In Blender, the following script creates a new material for each unique cytoarchitecture and assigns each face in the ventricle mesh to the corresponding material.

import bpy
import csv

# Path to face labels
labels_csv = 'face_labels.csv'

def read_csv(path):
    with open(path, mode='r') as f:
        line = f.readline().split('\n')[0]
    return line.split(',')

# Load face labels
labels = read_csv(labels_csv)
classes = list(set(labels))
classes.sort()
n_classes = len(classes)
print(f'Read {len(labels)} face labels belonging to {n_classes} classes')

# Make materials for each class
context = bpy.context
obj = context.object
mesh = obj.data

existing_material_names = [m.name for m in mesh.materials]
class_material_names = []
class_material_index = []
for i in range(n_classes):
    material_name = f'class {i} material'
    class_material_names.append(material_name)
    if material_name in existing_material_names:
        class_material_index.append(existing_material_names.index(material_name))
    else:
        class_material_index.append(len(mesh.materials))
        mesh.materials.append(bpy.data.materials.new(material_name))
label_to_index = dict(zip(range(n_classes), class_material_index))

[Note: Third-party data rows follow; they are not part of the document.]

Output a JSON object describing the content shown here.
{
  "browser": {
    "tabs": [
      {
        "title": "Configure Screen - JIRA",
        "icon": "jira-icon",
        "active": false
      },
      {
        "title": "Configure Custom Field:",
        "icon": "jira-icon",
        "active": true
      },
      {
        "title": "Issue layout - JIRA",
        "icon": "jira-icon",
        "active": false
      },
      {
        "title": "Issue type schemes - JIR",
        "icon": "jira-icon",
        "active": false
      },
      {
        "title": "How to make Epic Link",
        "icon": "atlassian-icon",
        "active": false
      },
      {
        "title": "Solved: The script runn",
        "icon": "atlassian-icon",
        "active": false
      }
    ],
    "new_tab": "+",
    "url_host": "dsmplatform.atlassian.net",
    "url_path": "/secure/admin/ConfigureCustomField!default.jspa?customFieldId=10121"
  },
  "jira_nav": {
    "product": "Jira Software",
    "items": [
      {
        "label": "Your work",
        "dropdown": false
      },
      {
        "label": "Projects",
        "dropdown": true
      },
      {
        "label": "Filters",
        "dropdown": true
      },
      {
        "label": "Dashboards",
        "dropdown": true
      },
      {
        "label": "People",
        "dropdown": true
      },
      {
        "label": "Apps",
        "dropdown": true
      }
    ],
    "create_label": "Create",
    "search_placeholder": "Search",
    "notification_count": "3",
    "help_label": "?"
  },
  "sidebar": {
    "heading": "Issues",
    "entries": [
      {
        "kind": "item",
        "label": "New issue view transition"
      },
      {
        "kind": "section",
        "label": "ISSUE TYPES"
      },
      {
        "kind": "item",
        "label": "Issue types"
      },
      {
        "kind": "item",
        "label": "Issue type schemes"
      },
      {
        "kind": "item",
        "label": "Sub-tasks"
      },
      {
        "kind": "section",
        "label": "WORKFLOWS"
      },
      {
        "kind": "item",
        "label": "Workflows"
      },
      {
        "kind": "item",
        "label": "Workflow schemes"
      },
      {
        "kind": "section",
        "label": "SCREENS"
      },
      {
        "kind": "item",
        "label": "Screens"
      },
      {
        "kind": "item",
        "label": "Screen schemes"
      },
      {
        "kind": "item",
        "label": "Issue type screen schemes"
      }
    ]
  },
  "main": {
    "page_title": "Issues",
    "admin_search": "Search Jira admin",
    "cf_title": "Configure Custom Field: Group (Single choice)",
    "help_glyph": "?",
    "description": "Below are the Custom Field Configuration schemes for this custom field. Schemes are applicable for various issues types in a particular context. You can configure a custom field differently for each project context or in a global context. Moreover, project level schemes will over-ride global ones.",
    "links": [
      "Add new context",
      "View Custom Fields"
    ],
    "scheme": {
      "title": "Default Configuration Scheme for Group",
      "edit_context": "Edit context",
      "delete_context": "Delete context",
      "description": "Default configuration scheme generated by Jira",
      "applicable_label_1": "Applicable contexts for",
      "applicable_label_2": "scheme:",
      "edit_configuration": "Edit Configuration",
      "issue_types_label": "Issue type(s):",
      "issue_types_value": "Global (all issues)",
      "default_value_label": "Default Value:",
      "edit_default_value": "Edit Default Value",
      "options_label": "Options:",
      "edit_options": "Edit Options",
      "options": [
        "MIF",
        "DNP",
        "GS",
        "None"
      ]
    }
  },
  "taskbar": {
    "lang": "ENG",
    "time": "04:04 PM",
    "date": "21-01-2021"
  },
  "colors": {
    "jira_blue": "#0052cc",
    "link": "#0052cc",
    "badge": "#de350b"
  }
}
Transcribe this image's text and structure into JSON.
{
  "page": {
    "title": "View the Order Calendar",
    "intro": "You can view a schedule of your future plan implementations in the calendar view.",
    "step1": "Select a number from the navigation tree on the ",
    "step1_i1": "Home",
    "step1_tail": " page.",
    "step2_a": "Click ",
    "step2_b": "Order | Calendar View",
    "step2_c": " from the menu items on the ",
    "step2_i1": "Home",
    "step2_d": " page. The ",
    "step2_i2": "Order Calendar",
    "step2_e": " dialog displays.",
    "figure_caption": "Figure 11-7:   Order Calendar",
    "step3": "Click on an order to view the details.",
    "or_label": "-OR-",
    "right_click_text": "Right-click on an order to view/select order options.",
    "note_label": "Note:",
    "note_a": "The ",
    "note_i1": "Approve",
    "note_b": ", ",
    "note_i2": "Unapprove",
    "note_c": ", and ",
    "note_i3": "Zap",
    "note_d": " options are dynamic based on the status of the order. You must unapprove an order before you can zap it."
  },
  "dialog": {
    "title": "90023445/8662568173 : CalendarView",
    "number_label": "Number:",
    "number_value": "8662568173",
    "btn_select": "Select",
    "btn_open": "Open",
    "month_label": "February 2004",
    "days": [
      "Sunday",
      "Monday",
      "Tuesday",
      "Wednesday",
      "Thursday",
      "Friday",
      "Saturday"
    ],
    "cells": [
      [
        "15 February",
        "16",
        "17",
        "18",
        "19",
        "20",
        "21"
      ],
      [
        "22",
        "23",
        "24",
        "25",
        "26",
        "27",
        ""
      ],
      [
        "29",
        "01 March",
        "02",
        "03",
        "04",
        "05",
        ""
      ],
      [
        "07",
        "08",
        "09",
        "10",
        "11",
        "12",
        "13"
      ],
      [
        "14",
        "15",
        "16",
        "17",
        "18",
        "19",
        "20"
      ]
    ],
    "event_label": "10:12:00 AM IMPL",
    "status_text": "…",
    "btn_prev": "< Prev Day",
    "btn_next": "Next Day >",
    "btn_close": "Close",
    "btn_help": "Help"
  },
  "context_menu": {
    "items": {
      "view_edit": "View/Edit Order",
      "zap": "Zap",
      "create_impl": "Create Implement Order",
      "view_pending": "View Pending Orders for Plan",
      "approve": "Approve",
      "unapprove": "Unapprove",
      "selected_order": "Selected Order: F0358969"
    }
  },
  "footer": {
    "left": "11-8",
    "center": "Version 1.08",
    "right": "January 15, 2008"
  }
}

# Assign faces to materials based on labels
for f, lbl in zip(mesh.polygons, labels):  # iterate over faces
    print(lbl)
    f.material_index = label_to_index[int(lbl)]
    print("face", f.index, "material_index", f.material_index)
    slot = obj.material_slots[f.material_index]
    mat = slot.material
    if mat is not None:
        print(mat.name)
        print(mat.diffuse_color)
    else:
        print("No mat in slot", f.material_index)

Multiscale statistical analysis:

Input files needed for the command to work are: centroids_um.npy and cyto_labels.npy

“.” should specify that these files be inputted.

cd analysis/analysis_folder_name/Group1/
scout multiscale features organoid_folder_name(usually 2019...)/. -d 1 6 6 -v

If this worked you should see organoid_features.xlsx file in the organoid folder.

Combine each organoid_features.xlsx from each organoid folder into a cumulative combined_features.xlsx file using:

scout multiscale combine analysis.csv --output combined_features.xlsx -v

Statistical testing:

Use the notebook “T-tests and volcano plots.ipynb” for statistical tests on the combined features.